Global fuel cell spending—including research and development funding and investment in fuel cell enterprises, as well as commercial sales—is forecast to climb 10.9 percent annually to $10.2 billion in 2015 and then nearly double to $19.0 billion in 2020, according to World Fuel Cells, a new study from The Freedonia Group, Inc., a Cleveland-based industry market research firm.
Commercial demand for fuel cell products and services (including revenues associated with prototyping, demonstration and test marketing activities, as well as actual product sales) will more than triple to $2.9 billion in 2015 and then triple again to $9.3 billion in 2020. As a result, the share of total fuel cell expenditures accounted for by commercial demand will rise from one-eighth in 2010 to nearly half of all outlays in 2020. Market gains will be driven by continuing technological advances, helping bring costs down to competitive levels in a growing number of applications, and bolstered by improved economies of scale as fuel cell manufacturers increase production.
This is good news for the lift truck market. Sales of fuel cell products and services used in motive power applications will grow fivefold to $180 million in 2015 and then triple to $600 million in 2020, outperforming industrial stationary power fuel cell demand, according to Freedonia.
“Fuel cells are much quieter and less polluting than diesel engines, and they can be refueled much more quickly than batteries can be recharged,” Freedonia’s analysts say, “which will help spur market gains as system costs continue to come down.”
In April 2011, for example, WinCo Foods announced plans to replace the lead-acid batteries used to power 184 lift trucks at its Modesto, California distribution center with Plug Power fuel cells. The company reported that it was doing this both to reduce electricity consumption and to increase productivity by eliminating the need to swap out batteries.
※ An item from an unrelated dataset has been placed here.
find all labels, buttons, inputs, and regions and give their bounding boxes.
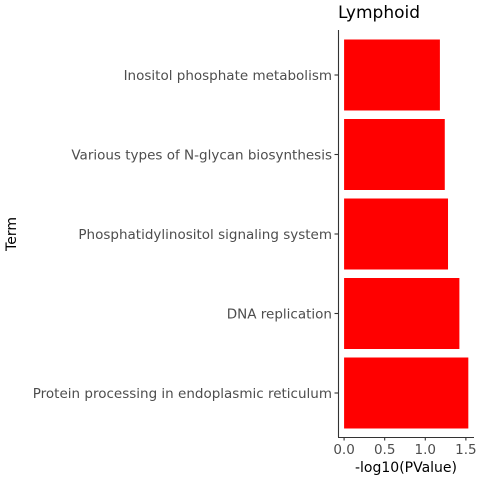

North America is by far the largest regional market for motive power fuel cells, the report says, with more than 1,200 fuel cell-powered lift trucks estimated to be in use at the end of 2010.
In the automotive market, although fuel cells used in motor vehicle applications will account for only one-half of one percent of the total number of systems sold in 2020, they will make up the largest single share of demand in dollar terms. A number of major automakers have announced plans to begin offering fuel cell vehicles commercially in 2015 or before, and sales are forecast to ramp up from what are currently extremely modest levels, consisting mostly of revenues associated with prototyping, demonstration and test marketing activities. With a number of products already on the market, electric power generation applications accounted for well over half of all commercial fuel cell demand in 2010.